The organizations feel betrayed by the European Commission closing the Mercosur deal. Avec and Nepluvi are afraid of the uneven playing field that threatens to arise. 'Over the past 20 years, the European poultry sector has made great efforts in the areas of animal welfare, food safety and sustainability. With the Mercosur treaty, those efforts are negated by importing meat with much lower standards from third countries.'
Falling prices and overproduction
The European Milk Board (EMB) is also critical of the trade agreement, which according to the organization is problematic for both the dairy industry and the meat sector.
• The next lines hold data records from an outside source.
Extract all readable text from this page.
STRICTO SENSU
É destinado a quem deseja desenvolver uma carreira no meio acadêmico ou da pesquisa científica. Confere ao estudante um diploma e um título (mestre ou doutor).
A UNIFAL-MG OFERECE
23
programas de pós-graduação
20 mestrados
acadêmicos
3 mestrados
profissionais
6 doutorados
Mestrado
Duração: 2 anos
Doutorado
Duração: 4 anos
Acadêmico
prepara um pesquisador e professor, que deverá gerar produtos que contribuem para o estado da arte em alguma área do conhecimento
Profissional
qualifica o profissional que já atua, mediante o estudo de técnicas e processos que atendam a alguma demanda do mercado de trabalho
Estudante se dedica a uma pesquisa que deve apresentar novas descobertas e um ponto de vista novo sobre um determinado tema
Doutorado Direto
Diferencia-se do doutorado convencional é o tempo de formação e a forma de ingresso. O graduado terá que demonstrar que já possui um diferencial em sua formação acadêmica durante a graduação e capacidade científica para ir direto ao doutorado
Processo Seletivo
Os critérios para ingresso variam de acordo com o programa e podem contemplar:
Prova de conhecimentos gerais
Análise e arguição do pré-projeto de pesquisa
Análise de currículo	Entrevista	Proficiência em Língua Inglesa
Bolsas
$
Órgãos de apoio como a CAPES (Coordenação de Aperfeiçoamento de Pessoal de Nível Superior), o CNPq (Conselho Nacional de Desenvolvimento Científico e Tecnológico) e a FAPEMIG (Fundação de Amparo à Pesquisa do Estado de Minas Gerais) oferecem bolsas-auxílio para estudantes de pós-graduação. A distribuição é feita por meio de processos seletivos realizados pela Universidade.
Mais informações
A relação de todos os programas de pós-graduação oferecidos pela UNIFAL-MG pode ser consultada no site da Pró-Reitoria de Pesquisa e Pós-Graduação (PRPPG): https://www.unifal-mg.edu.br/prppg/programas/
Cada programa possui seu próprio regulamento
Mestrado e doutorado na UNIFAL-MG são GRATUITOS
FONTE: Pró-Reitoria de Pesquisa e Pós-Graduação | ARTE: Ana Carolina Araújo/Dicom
With the agreed beef quota of 99.000 tons for export from South American countries to the EU, meat prices will fall sharply, according to EMB and part of European production is in danger of disappearing.
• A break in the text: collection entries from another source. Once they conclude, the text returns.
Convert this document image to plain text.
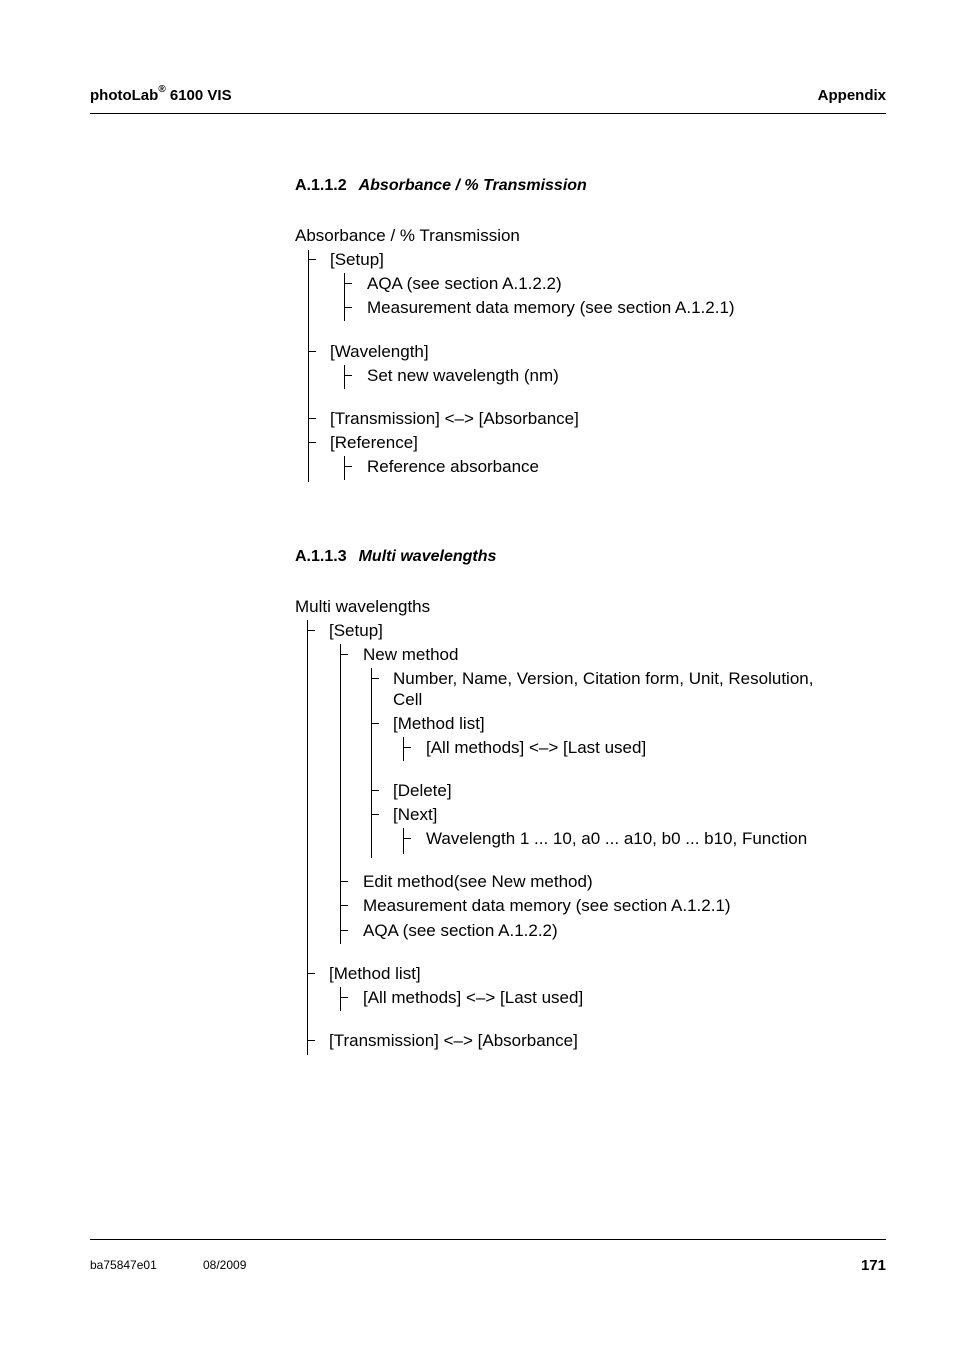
photoLab® 6100 VIS	Appendix
A.1.1.2 Absorbance / % Transmission
Absorbance / % Transmission
[Setup]
AQA (see section A.1.2.2)
Measurement data memory (see section A.1.2.1)
[Wavelength]
Set new wavelength (nm)
[Transmission] <–> [Absorbance]
[Reference]
Reference absorbance
A.1.1.3 Multi wavelengths
Multi wavelengths
[Setup]
New method
Number, Name, Version, Citation form, Unit, Resolution,
Cell
[Method list]
[All methods] <–> [Last used]
[Delete]
[Next]
Wavelength 1 ... 10, a0 ... a10, b0 ... b10, Function
Edit method(see New method)
Measurement data memory (see section A.1.2.1)
AQA (see section A.1.2.2)
[Method list]
[All methods] <–> [Last used]
[Transmission] <–> [Absorbance]
ba75847e01	08/2009	171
The organization also warns against a further increase in the current overproduction in the dairy sector. The high soy imports are partly to blame for this. The planned cut in export tariffs for Mercosur will strengthen that process. Sieta van Keimpema, vice president of EMB, also expresses her fear of an uneven playing field. “The agricultural products that are now entering Europe in even greater numbers have different (production) standards.”
Not all details known yet
LTO Netherlands late in a reaction on the trade deal that not all details about the agreement are known yet. Only when the texts have been published do the EU Member States and the European Parliament debate and vote on them.
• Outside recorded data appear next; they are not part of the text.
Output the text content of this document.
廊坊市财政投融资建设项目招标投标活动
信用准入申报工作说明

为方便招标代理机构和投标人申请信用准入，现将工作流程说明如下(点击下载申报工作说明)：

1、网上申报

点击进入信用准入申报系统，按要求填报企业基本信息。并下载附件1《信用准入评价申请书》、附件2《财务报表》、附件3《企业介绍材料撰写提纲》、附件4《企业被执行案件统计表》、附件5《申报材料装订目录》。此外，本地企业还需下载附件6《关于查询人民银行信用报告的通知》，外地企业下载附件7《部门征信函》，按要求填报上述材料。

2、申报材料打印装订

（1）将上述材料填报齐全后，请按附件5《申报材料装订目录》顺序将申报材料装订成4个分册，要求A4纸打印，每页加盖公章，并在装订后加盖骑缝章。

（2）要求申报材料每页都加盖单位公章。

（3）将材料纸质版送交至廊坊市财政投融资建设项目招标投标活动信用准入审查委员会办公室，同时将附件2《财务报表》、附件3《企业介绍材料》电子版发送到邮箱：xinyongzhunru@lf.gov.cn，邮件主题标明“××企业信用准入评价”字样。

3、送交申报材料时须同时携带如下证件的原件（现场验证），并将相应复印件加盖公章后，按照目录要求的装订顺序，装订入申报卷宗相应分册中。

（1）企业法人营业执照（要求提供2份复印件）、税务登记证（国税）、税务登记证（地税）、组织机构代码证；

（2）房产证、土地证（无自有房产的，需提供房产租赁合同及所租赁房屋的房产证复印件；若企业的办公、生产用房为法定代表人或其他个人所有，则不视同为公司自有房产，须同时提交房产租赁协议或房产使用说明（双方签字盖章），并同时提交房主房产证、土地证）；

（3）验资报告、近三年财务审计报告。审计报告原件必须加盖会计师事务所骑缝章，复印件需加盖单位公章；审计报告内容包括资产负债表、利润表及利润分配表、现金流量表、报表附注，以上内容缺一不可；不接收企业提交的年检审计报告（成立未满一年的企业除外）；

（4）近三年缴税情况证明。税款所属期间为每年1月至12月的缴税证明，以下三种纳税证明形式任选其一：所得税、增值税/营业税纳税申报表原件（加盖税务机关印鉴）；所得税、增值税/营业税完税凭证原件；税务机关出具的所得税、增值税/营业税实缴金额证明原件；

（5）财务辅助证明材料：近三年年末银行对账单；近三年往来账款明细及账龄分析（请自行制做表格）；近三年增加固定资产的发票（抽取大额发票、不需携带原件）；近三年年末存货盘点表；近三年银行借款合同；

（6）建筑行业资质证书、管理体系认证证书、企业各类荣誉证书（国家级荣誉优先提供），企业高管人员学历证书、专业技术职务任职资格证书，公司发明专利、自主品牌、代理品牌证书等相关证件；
The entry into force of the trade agreement could take several years. From that moment on, a transition period of 5 to 9 years applies to most products with agreed quotas. EU Commissioner Phil Hogan has announced that there will be a €1 billion bailout fund for sectors affected by the deal, according to LTO. Further details are still missing.
Copa-Cogeca objects
LTO emphasizes that it is in favor of fair and fair trade agreements, with equal standards within and outside Europe and adequate protection of sectors that are vulnerable at cost. Copa-Cogeca, the European umbrella organization for representatives of the agricultural sector, objects, partly on behalf of LTO, to the great haste with which the European Commission and the Mercosur countries have concluded the deal.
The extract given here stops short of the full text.